Ximo Miralles

Personal information
- Full name: Joaquín Miralles Sanz
- Date of birth: 14 April 1996 (age 29)
- Place of birth: Vinaròs, Spain
- Height: 1.78 m (5 ft 10 in)
- Position: Goalkeeper

Youth career
- 2005–2015: Villarreal

College career
- Years: Team / Apps / (Gls)
- 2016–2017: Clemson Tigers / 40 / (0)

Senior career*
- Years: Team / Apps / (Gls)
- 2015–2016: Villarreal C / 22 / (0)
- 2017: Fresno Fuego / 0 / (0)
- 2017: Lane United / 9 / (0)
- 2018: Villarreal C / 7 / (0)
- 2018–2020: Alcorcón B / 37 / (0)
- 2019–2020: Alcorcón / 6 / (0)
- 2020–2021: Numancia / 23 / (0)
- 2021–2022: Logroñés / 6 / (0)
- Total:  / 110 / (0)

= Ximo Miralles =

Spanish footballer

Joaquín "Ximo" Miralles Sanz (born 14 April 1996) is a Spanish musician and former footballer who played as a goalkeeper.

==Career==
Born in Vinaròs, Valencian Community, Miralles joined Villarreal CF's youth setup in 2005. In 2015, he became Spanish National Champion with Villarreal CF Juvenil A winning the ¨Copa de Campeones¨ and captaining a unique generation of current professional players such as Rodrigo Hernandez from Manchester City.
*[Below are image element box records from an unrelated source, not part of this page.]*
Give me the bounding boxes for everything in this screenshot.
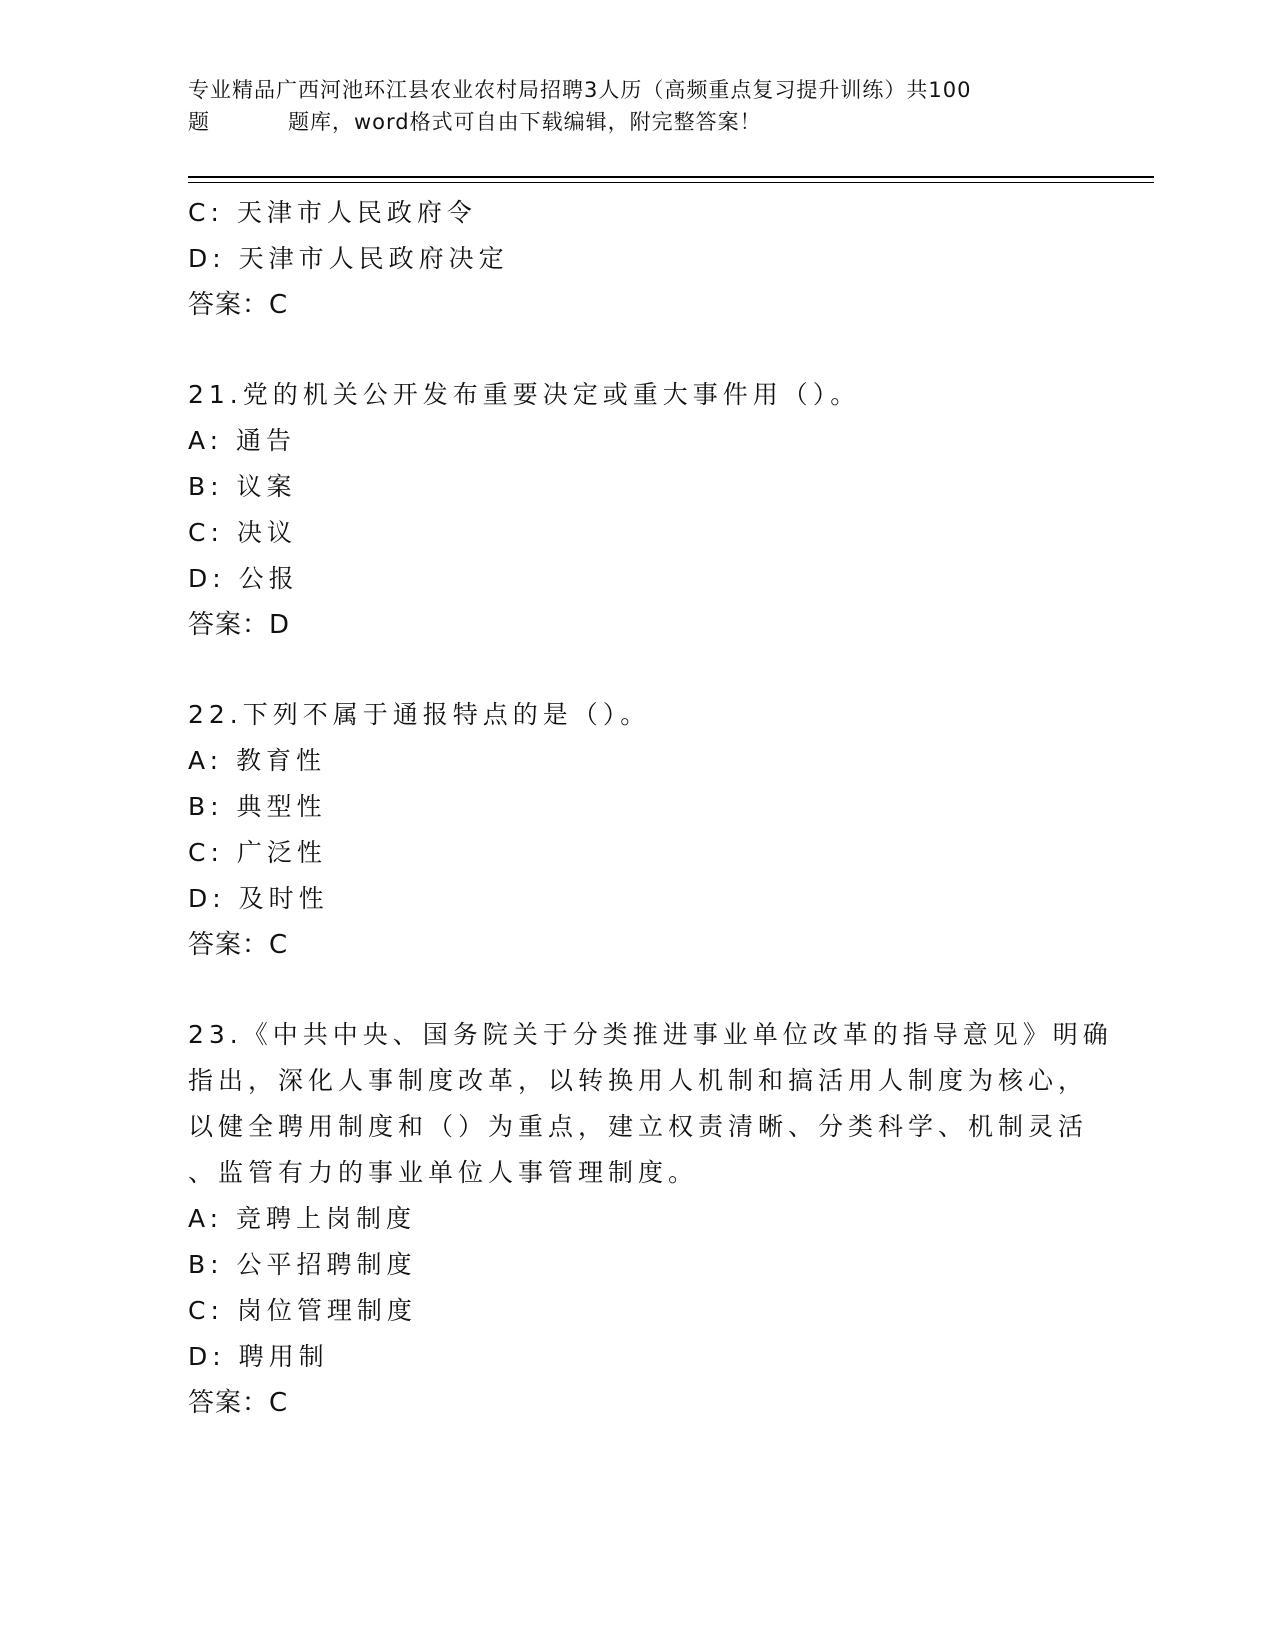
question-text: 22.下列不属于通报特点的是（）。	[188, 700, 651, 729]
option-c: C: 岗位管理制度	[188, 1296, 417, 1325]
header-rule-thin	[188, 182, 1154, 183]
option-c: C: 天津市人民政府令	[188, 198, 477, 227]
header-rule-thick	[188, 176, 1154, 178]
option-b: B: 公平招聘制度	[188, 1250, 417, 1279]
question-text-line: 、监管有力的事业单位人事管理制度。	[188, 1158, 699, 1187]
question-22	[188, 692, 1088, 968]
option-b: B: 典型性	[188, 792, 327, 821]
header-title-line-2	[188, 106, 1088, 138]
question-text-line: 23.《中共中央、国务院关于分类推进事业单位改革的指导意见》明确	[188, 1020, 1113, 1049]
answer: 答案：C	[188, 290, 289, 320]
question-text-line: 指出，深化人事制度改革，以转换用人机制和搞活用人制度为核心，	[188, 1066, 1089, 1095]
option-c: C: 决议	[188, 518, 297, 547]
question-content	[188, 190, 1113, 1426]
option-b: B: 议案	[188, 472, 297, 501]
answer: 答案：C	[188, 1388, 289, 1418]
question-text: 21.党的机关公开发布重要决定或重大事件用（）。	[188, 380, 861, 409]
option-d: D: 天津市人民政府决定	[188, 244, 509, 273]
question-text-line: 以健全聘用制度和（）为重点，建立权责清晰、分类科学、机制灵活	[188, 1112, 1089, 1141]
option-c: C: 广泛性	[188, 838, 327, 867]
question-23	[188, 1012, 1113, 1426]
answer: 答案：C	[188, 930, 289, 960]
option-a: A: 竞聘上岗制度	[188, 1204, 417, 1233]
header-title-fragment: 题	[188, 110, 210, 134]
option-d: D: 聘用制	[188, 1342, 329, 1371]
option-d: D: 公报	[188, 564, 299, 593]
header-title-line-1: 专业精品广西河池环江县农业农村局招聘3人历（高频重点复习提升训练）共100	[188, 78, 972, 102]
question-21	[188, 372, 1088, 648]
answer: 答案：D	[188, 610, 291, 640]
page-header	[188, 74, 1088, 138]
previous-question-continuation	[188, 190, 1088, 328]
option-a: A: 教育性	[188, 746, 327, 775]
header-title-fragment: 题库，word格式可自由下载编辑，附完整答案！	[288, 110, 762, 134]
option-d: D: 及时性	[188, 884, 329, 913]
option-a: A: 通告	[188, 426, 297, 455]
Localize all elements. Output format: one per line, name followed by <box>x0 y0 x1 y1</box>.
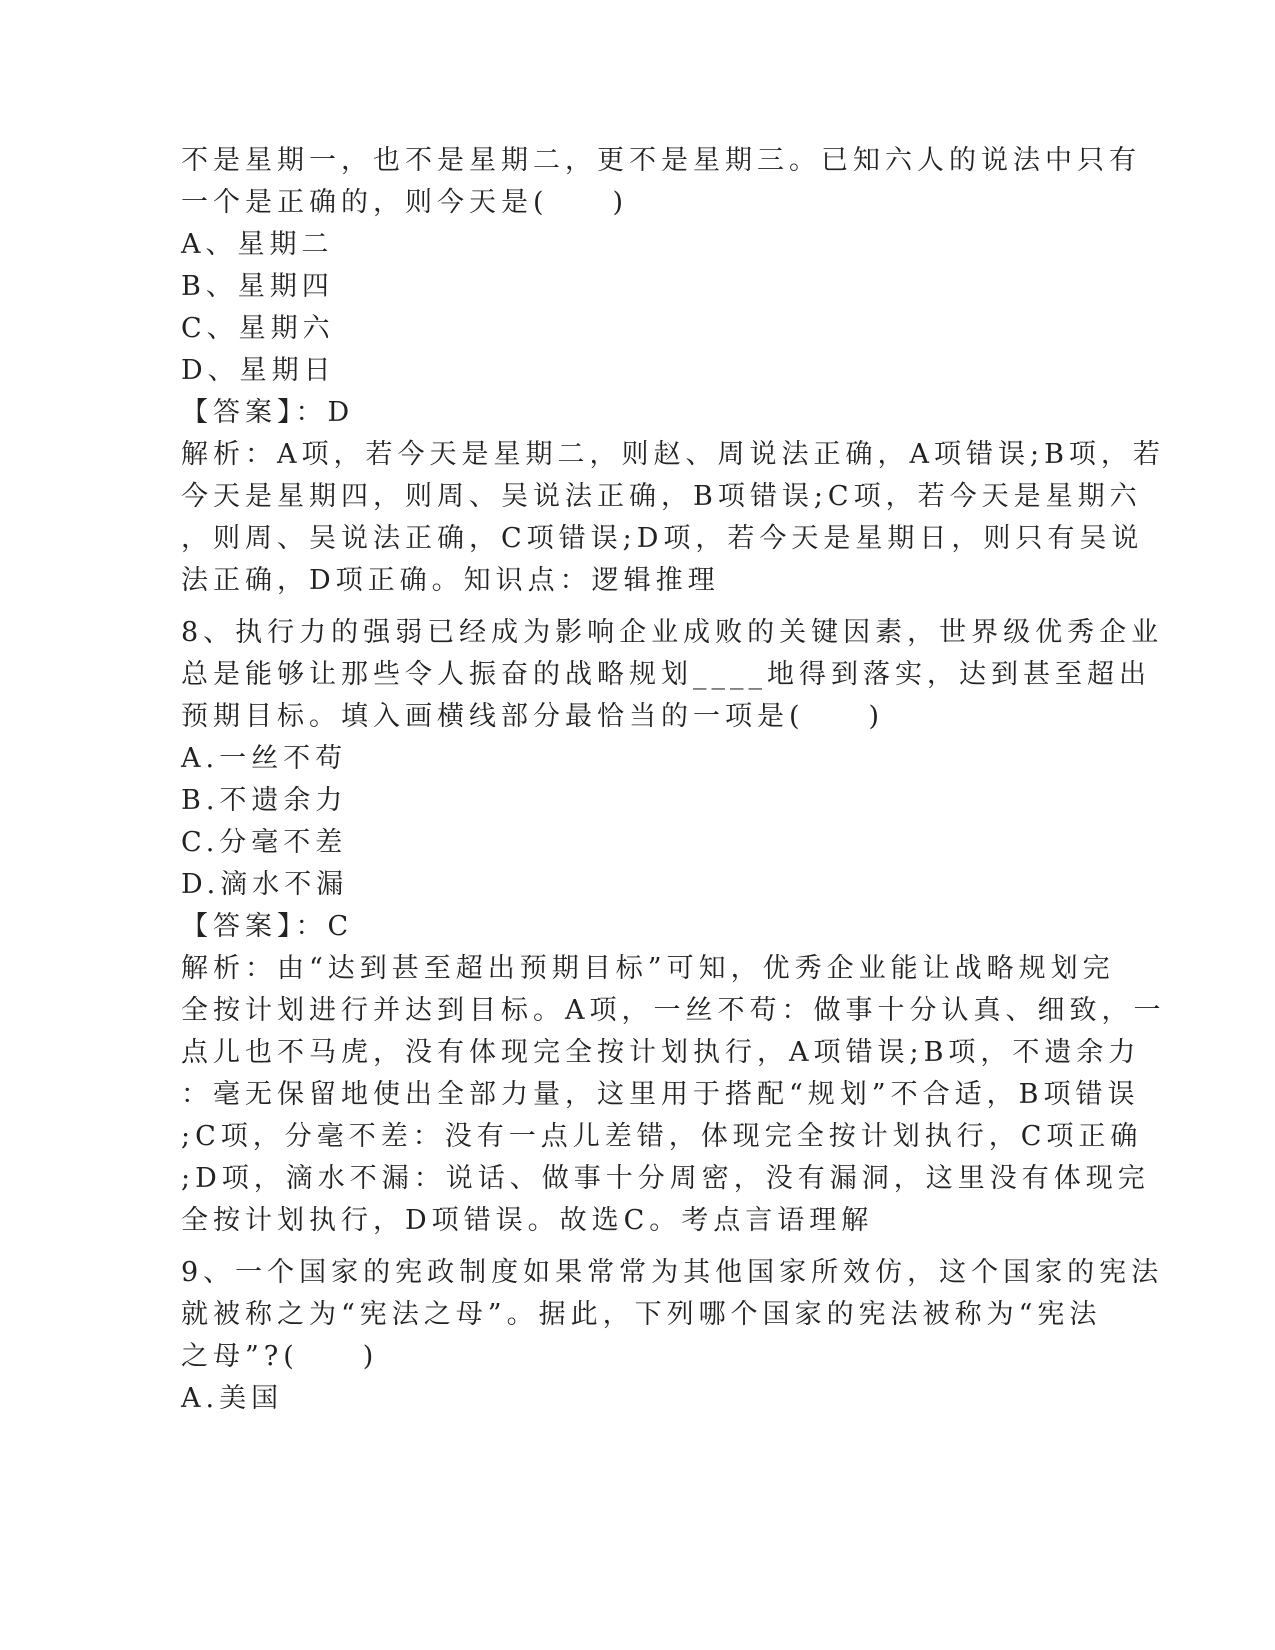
question-stem-line: 总是能够让那些令人振奋的战略规划____地得到落实，达到甚至超出 <box>181 659 1151 690</box>
question-stem-line: 一个是正确的，则今天是( ) <box>181 187 629 218</box>
option-c: C.分毫不差 <box>181 827 348 858</box>
analysis-line: ，则周、吴说法正确，C项错误;D项，若今天是星期日，则只有吴说 <box>181 523 1144 554</box>
option-a: A、星期二 <box>181 229 334 260</box>
analysis-line: 法正确，D项正确。知识点：逻辑推理 <box>181 565 720 596</box>
answer-line: 【答案】：D <box>181 397 355 428</box>
analysis-line: 点儿也不马虎，没有体现完全按计划执行，A项错误;B项，不遗余力 <box>181 1037 1141 1068</box>
question-9 <box>181 1252 1164 1420</box>
question-stem-line: 预期目标。填入画横线部分最恰当的一项是( ) <box>181 701 885 732</box>
option-b: B、星期四 <box>181 271 334 302</box>
option-d: D、星期日 <box>181 355 336 386</box>
question-spacer <box>181 602 1061 612</box>
analysis-line: 全按计划进行并达到目标。A项，一丝不苟：做事十分认真、细致，一 <box>181 995 1166 1026</box>
question-8 <box>181 612 1166 1242</box>
question-7 <box>181 140 1165 602</box>
option-d: D.滴水不漏 <box>181 869 349 900</box>
analysis-line: ：毫无保留地使出全部力量，这里用于搭配“规划”不合适，B项错误 <box>181 1079 1140 1110</box>
document-page <box>181 140 1166 1420</box>
answer-line: 【答案】：C <box>181 911 354 942</box>
question-stem-line: 9、一个国家的宪政制度如果常常为其他国家所效仿，这个国家的宪法 <box>181 1257 1164 1288</box>
analysis-line: 解析：A项，若今天是星期二，则赵、周说法正确，A项错误;B项，若 <box>181 439 1165 470</box>
analysis-line: 今天是星期四，则周、吴说法正确，B项错误;C项，若今天是星期六 <box>181 481 1142 512</box>
question-stem-line: 不是星期一，也不是星期二，更不是星期三。已知六人的说法中只有 <box>181 145 1141 176</box>
question-spacer <box>181 1242 1061 1252</box>
analysis-line: ;D项，滴水不漏：说话、做事十分周密，没有漏洞，这里没有体现完 <box>181 1163 1150 1194</box>
option-a: A.美国 <box>181 1383 284 1414</box>
analysis-line: 全按计划执行，D项错误。故选C。考点言语理解 <box>181 1205 874 1236</box>
question-stem-line: 8、执行力的强弱已经成为影响企业成败的关键因素，世界级优秀企业 <box>181 617 1164 648</box>
analysis-line: ;C项，分毫不差：没有一点儿差错，体现完全按计划执行，C项正确 <box>181 1121 1143 1152</box>
option-b: B.不遗余力 <box>181 785 348 816</box>
option-a: A.一丝不苟 <box>181 743 348 774</box>
question-stem-line: 之母”?( ) <box>181 1341 379 1372</box>
question-stem-line: 就被称之为“宪法之母”。据此，下列哪个国家的宪法被称为“宪法 <box>181 1299 1102 1330</box>
analysis-line: 解析：由“达到甚至超出预期目标”可知，优秀企业能让战略规划完 <box>181 953 1115 984</box>
option-c: C、星期六 <box>181 313 335 344</box>
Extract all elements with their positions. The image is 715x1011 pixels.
He made his senior debut with the C-team on 5 September 2015, starting in a 0–0 Tercera División home draw against Muro CF.

On 3 July 2016, after being a regular starter, Miralles moved abroad after signing a full scholarship deal with Clemson University, joining their soccer side Clemson Tigers. At Clemson, Miralles finished his first season as #1 seed in the RPI rankings and making it to the ACC Final and NCAA National Tournament Quarter Finals, falling against Denver University. On 24 April of the following year, he signed for Premier Development League side Fresno Fuego FC, but after two weeks he moved to Lane United FC where he played nine matches.

In January 2018, after finishing his degree in economics and ending his second season for the Clemson Tigers, Miralles returned to Villarreal and its C-side. On 12 July of that year, he signed a one-year contract with AD Alcorcón in Segunda División, being initially assigned to the reserves also in the fourth division.

On 16 November 2019, as both Dani Jiménez and Samu Casado were injured, Miralles made his professional debut by starting in a 1–0 home defeat of Málaga CF. The following 2 September, he agreed to a two-year deal with CD Numancia in the third division.

On 26 July 2021, Miralles signed for Primera División RFEF side UD Logroñés. In August 2022, after spending the season as a backup to Jon Ander Serantes, he retired to dedicate himself to his music group named Dorsal 31.